Industry watchers are expecting a verdict by Wednesday on whether there's merit in Bass' patent challenge on Acorda Therapeutics' ($ACOR) multiple sclerosis-fighter Ampyra--his first of 20, Bloomberg reports. If the agency thinks Bass has a shot to win, it'll institute a formal review.
"It is the bellwether for the entire series," Foley Hoag's Scott Kamholz, a former judge on the patent board that will make the decision, told the news service. "There's a huge amount of attention on this," he noted, with the decision potentially impacting players including Biogen ($BIIB) and Celgene ($CELG).
The word from the PTO may indicate just who can file patent challenges through the inter partes review system, set up four years ago to weed out low-quality patents involved in litigation.

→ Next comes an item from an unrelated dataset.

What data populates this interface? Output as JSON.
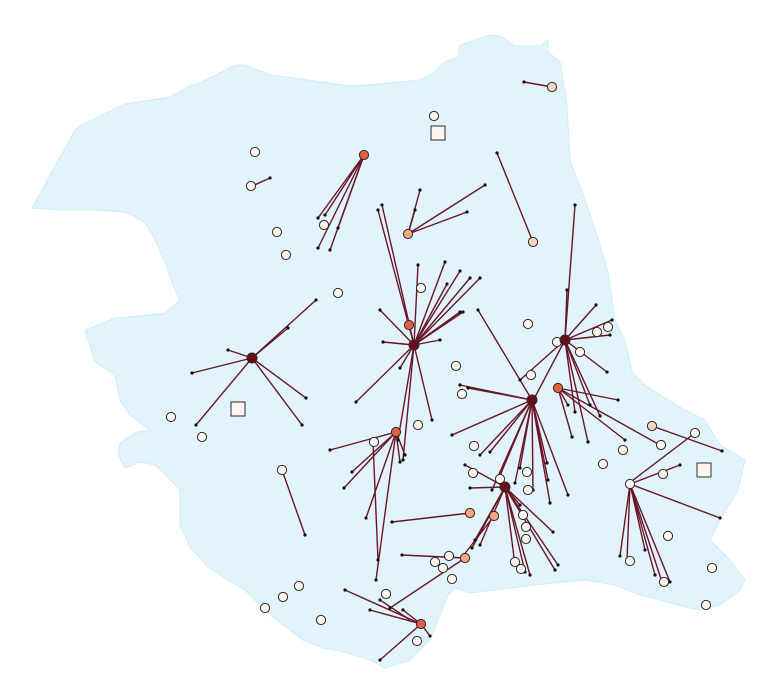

Bass' Coalition for Affordable Drugs has been using it differently, though, and profiting off shorted drug company stocks when its activities spook investors and sink shares.
Bass, though, doesn't see anything wrong with what he's doing; while he may be profiting on the challenges, it's a "truthful irrelevancy" that doesn't diminish the social value of his actions, he said recently. "Poor quality patents enable pharmaceutical companies to maintain artificially high drug prices and reap unjust monopoly profits paid for by consumers and taxpayers," he stressed.
But as Acorda argued in a filing with the office seen by Bloomberg, allowing hedge funds to "manipulate financial markets is inconsistent with congressional intent and the directives given to the office." And if the PTO does decide to institute a review, the way Acorda sees it, it'll "only encourage more such filings."
Meanwhile, Bass has already filed a petition on a second, related Ampyra patent, this one expiring in May 2027, Bloomberg notes. Even if Bass wins reviews in both cases, other patents will shield the drug from copycats through the end of 2026--but a PTO decision to review the case could still hurt Ampyra's efforts to block generic rivals, Leerink Partners analyst Paul Matteis told the news service.